6. Manifestation of the virus
In terms of expression, the performance of "Panda Burning Incense" is very obvious. The infected executable file generates a "Panda Burning Incense" pattern, which is very easy to judge. The infection of "disk drive" is very low-key and hidden. He tried every means to hide his whereabouts. It is difficult for ordinary users to detect traces of poisoning on the surface. Many users are not aware of the poisoning and have no other obvious abnormal symptoms except that the system seems to be slowing down.
It is under this deliberately low-key disguise that the "disk drive" virus waits for an opportunity to steal users' private and sensitive information, including game accounts and account passwords for online banking and online securities trading.

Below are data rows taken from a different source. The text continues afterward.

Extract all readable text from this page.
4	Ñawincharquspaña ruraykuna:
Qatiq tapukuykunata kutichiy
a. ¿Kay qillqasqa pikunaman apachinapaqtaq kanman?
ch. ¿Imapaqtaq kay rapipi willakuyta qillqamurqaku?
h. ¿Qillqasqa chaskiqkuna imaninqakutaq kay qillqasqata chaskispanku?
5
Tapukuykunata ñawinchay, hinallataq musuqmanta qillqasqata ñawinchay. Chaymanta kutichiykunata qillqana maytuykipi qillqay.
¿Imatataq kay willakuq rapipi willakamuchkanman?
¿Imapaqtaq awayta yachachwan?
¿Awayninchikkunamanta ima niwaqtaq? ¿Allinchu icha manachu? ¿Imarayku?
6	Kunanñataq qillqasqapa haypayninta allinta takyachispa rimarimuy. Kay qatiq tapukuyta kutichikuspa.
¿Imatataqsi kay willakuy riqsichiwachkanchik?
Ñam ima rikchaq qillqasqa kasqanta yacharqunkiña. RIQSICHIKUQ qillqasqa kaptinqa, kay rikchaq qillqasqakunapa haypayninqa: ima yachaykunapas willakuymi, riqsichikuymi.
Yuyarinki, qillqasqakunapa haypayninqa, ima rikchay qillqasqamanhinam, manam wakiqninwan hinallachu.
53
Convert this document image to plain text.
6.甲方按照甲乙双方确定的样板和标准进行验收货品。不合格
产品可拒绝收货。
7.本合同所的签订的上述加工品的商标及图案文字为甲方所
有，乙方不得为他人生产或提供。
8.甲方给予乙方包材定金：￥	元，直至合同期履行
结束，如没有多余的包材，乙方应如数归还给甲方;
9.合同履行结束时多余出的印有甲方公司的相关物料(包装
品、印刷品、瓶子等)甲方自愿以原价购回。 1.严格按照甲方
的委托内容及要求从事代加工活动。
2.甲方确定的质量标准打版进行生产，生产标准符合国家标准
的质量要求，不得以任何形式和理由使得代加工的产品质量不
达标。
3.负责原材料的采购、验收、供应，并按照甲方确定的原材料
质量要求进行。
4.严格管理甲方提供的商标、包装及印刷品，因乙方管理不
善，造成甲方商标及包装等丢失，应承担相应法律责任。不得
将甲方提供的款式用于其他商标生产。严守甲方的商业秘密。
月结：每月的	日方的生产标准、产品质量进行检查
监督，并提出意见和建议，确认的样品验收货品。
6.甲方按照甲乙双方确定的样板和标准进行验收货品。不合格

The blatant robbery by "Panda Burning Incense" is even more terrifying.
- Previous article:What's a good word for forest farm shirt?
- Next article:Ankang chuangwen acceptance time
- Related articles
- Taxpayers' personal work summary model essay 1 words
- Basketball understands life.
- Is the ginkgo fruit that can't be peeled off immature?
- Warm tips on anti-freeze for vacant houses
- Positive energy warms the heart, literary short sentences, small fresh sentences, and crosses within 8 words.
- Love Science and Anti-Cult Handwritten Newsletter Contents
- How to make the font in WORD be in the middle when printed?
- New year's slogan of garbage sorting
- Three planning schemes of autumn outing in primary schools
Taking children for an autumn outing can help students get close to nature and society, feel the beautiful scenery of the motherland an
- 165438+ Guoyang county, Bozhou1October 26th epidemic prevention and control bulletin (the latest news of Yang Guo epidemic was added today).